Sunday, February 25, 2024

Trust

 Trust by Hernan Diaz is a brilliantly written, multi-dimensional, Pulitzer Prize–winning, mystery novel. Told through four perspectives, the novel centers on a gilded-age financier and his reclusive wife. The degree to which he is responsible for various calamities, public and private, becomes an essential question. Driven by this riddle, Trust is a quick read, and a good one. Diaz is a talented writer. The multiple genres of this unspooling narrative are artful, funny, crystalline, humane, and often beautiful. There are many high points in the text, things I will think about for a while.
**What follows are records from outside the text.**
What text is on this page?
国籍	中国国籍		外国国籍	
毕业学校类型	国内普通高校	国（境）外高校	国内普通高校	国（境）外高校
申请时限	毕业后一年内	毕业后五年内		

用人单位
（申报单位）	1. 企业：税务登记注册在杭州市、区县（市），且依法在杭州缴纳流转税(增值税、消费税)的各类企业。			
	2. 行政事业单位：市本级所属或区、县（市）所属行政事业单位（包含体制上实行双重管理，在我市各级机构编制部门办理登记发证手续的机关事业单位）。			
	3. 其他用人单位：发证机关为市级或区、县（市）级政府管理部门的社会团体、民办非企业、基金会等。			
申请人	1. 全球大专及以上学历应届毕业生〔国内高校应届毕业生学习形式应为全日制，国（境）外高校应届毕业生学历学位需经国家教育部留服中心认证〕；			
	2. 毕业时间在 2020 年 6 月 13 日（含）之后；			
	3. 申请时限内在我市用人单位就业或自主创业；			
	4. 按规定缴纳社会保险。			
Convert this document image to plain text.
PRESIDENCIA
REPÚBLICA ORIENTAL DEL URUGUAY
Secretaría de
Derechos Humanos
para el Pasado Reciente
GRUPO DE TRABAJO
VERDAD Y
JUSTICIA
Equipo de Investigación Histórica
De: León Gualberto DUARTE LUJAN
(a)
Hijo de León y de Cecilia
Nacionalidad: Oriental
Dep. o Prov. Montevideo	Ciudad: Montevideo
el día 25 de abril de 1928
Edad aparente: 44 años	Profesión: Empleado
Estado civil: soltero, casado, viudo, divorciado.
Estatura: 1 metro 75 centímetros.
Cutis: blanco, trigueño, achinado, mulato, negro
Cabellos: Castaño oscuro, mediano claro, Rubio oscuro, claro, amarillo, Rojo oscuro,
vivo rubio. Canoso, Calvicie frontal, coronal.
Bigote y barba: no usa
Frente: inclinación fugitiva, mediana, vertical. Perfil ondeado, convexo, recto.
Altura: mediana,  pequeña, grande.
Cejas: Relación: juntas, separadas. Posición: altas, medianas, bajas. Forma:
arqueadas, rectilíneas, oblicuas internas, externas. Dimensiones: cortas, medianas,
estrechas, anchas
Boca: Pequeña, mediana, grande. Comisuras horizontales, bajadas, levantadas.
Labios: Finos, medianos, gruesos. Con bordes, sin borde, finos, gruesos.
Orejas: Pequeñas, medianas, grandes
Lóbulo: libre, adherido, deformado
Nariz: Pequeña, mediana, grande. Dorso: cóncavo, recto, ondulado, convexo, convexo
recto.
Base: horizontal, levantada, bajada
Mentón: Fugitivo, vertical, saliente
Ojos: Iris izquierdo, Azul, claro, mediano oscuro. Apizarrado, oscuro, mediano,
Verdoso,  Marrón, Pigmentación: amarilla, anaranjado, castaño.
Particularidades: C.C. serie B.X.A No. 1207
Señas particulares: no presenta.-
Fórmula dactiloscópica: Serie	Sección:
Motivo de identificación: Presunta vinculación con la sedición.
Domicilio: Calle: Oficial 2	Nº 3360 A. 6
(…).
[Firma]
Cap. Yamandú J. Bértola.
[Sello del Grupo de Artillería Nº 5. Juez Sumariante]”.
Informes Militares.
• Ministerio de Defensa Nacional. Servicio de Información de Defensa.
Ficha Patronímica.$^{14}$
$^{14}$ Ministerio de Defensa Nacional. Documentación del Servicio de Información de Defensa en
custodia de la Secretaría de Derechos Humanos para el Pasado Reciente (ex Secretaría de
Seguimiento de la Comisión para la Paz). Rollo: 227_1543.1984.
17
The best line comes from a dying character, after a visit from a  priest: "God is the most uninteresting answer to the most interesting questions." I think what she means is that, to an unbeliever, "God" provides a trite explanation of the ambiguous, the unknown, the eternal, the horrific. It's too easy, even lazy, to fall back on religion. Implied in this statement is the elevation of "interesting questions." And it's here that I part ways from Diaz. Because there are several interesting questions posed in the first half of Trust. There are questions of economy, of society, and of human agency in history. I love interesting questions in fiction. It's one of the great strengths of the form. But this novel actually answers them, or most of them anyway, in a late reveal. In some ways that feels satisfying, and it's probably why Trust is so popular and why I generally enjoyed the book. But on a deeper level I take Joan Didion's stance in The White Album: we tell stories because we feel the need to impose a narrative on our actual reality, which is just a "shifting phantasmagoria" of disparate images. The most accurate fiction acknowledges our inability to find the truth. Therefore, despite the artistic  enjoyment of well-crafted story, fundamentally I don't trust Trust.